© FM Forum Business Solutions GmbH
A-1200 Wien, Dresdner Straße 45
E-Mail: kundenservice@forum-media.at
Elektrizitätswirtschaft
Unter Elektrizitätswirtschaft versteht man den gesamten Wirtschaftssektor, der sich mit der Erzeugung, Übertragung, Verteilung und Vermarktung von elektrischem Strom befasst. Dazu zählen einerseits die technischen Infrastrukturen – Kraftwerke, Stromnetze auf Hoch-, Mittel- und Niederspannungsebene, Transformatoren – und andererseits die wirtschaftlichen Akteure wie Stromerzeugungsunternehmen, Netzbetreiber und Stromlieferanten.
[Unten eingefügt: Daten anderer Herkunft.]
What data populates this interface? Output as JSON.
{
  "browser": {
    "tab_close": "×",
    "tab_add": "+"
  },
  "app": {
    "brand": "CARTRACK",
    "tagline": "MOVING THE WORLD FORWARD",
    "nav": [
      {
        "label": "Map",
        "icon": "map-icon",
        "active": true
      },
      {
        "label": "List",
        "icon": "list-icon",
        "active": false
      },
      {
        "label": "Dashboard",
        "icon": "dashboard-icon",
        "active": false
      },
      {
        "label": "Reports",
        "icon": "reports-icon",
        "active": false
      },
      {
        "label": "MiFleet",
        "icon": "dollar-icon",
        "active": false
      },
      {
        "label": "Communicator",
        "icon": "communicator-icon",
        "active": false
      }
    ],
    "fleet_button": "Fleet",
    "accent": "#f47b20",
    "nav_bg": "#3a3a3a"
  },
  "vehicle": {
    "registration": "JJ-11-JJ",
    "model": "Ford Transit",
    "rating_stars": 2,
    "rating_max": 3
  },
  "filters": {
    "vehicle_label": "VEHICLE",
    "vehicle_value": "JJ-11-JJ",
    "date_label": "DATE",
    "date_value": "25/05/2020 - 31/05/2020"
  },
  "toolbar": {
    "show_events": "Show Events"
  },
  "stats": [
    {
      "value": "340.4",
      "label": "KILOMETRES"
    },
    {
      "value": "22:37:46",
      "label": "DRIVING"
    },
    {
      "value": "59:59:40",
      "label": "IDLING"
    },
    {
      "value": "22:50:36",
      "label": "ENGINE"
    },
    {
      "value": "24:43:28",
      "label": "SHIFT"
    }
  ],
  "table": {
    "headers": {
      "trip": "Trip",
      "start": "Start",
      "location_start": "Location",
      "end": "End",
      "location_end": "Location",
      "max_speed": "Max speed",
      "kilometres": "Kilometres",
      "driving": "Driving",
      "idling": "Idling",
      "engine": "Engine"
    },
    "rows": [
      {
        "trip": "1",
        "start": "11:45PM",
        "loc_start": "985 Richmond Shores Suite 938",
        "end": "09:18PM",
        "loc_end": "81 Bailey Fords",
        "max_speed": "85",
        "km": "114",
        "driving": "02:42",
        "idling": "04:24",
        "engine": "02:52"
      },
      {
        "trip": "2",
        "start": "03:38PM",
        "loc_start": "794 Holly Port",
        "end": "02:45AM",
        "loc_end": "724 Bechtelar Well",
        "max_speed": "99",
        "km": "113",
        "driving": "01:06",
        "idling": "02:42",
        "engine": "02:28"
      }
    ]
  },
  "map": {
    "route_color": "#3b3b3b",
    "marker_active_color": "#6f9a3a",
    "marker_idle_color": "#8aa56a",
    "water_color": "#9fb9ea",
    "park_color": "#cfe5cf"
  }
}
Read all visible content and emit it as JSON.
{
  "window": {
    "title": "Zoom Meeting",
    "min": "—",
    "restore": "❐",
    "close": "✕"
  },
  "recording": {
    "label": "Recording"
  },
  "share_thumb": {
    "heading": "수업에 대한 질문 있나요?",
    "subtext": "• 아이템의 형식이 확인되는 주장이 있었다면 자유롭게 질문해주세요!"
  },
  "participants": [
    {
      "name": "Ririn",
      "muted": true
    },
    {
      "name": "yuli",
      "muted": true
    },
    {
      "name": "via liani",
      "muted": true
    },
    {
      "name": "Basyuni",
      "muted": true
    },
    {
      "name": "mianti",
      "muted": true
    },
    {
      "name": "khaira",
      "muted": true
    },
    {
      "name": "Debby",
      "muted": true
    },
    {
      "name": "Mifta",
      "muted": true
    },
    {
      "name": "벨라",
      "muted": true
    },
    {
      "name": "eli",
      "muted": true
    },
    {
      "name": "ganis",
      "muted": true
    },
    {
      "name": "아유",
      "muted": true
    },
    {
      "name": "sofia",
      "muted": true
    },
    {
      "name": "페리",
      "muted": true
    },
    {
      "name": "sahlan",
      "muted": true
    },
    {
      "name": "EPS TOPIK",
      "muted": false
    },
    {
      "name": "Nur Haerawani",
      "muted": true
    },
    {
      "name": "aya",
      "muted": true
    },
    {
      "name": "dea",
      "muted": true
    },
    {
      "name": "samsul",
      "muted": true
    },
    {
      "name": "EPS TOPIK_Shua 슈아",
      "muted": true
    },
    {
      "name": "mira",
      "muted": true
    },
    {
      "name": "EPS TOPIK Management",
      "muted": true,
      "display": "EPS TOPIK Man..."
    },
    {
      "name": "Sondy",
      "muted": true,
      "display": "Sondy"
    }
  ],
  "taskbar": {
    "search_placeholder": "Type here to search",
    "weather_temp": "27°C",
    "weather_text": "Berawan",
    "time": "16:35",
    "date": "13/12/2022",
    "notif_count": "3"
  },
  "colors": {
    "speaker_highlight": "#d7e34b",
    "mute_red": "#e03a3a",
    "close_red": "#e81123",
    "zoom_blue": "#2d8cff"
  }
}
Die Elektrizitätswirtschaft ist für die Versorgung von Haushalten, Industrie und öffentlichen Einrichtungen mit elektrischer Energie verantwortlich und gilt als kritischer Bereich der Daseinsvorsorge. In Österreich war die Stromversorgung lange Zeit durch regionale Monopole der Landesenergieversorger geprägt. Seit der Liberalisierung des Strommarktes (eingeleitet durch EU-Vorgaben ab 1999 und umgesetzt im Elektrizitätswirtschafts- und -organisationsgesetz, ElWOG) herrschen jedoch Wettbewerb im Stromvertrieb und entbündelte Netzstrukturen. Das Übertragungsnetz wird heute von der APG (Austrian Power Grid, Teil des Verbund-Konzerns) betrieben, während regionale Verteilernetzbetreiber für die lokale Verteilung sorgen. Die Regulierungsbehörde E-Control überwacht den Markt und die Netzbetreiber, setzt Tarife für Netzdienstleistungen fest und stellt sicher, dass alle Marktteilnehmer die Spielregeln einhalten. Wichtige Ziele der Elektrizitätswirtschaft sind eine sichere, nachhaltige und effiziente Stromversorgung (Versorgungssicherheit, Umweltverträglichkeit und Wirtschaftlichkeit). So wird etwa angestrebt, den steigenden Anteil erneuerbarer Energien ins Netz zu integrieren, Netze auszubauen und zugleich die Strompreise für Endkunden bezahlbar zu halten. Im österreichischen Sprachgebrauch umfasst der Begriff Elektrizitätswirtschaft sowohl die technischen Belange der Stromversorgung als auch die organisatorisch-rechtlichen Rahmenbedingungen dieses Sektors.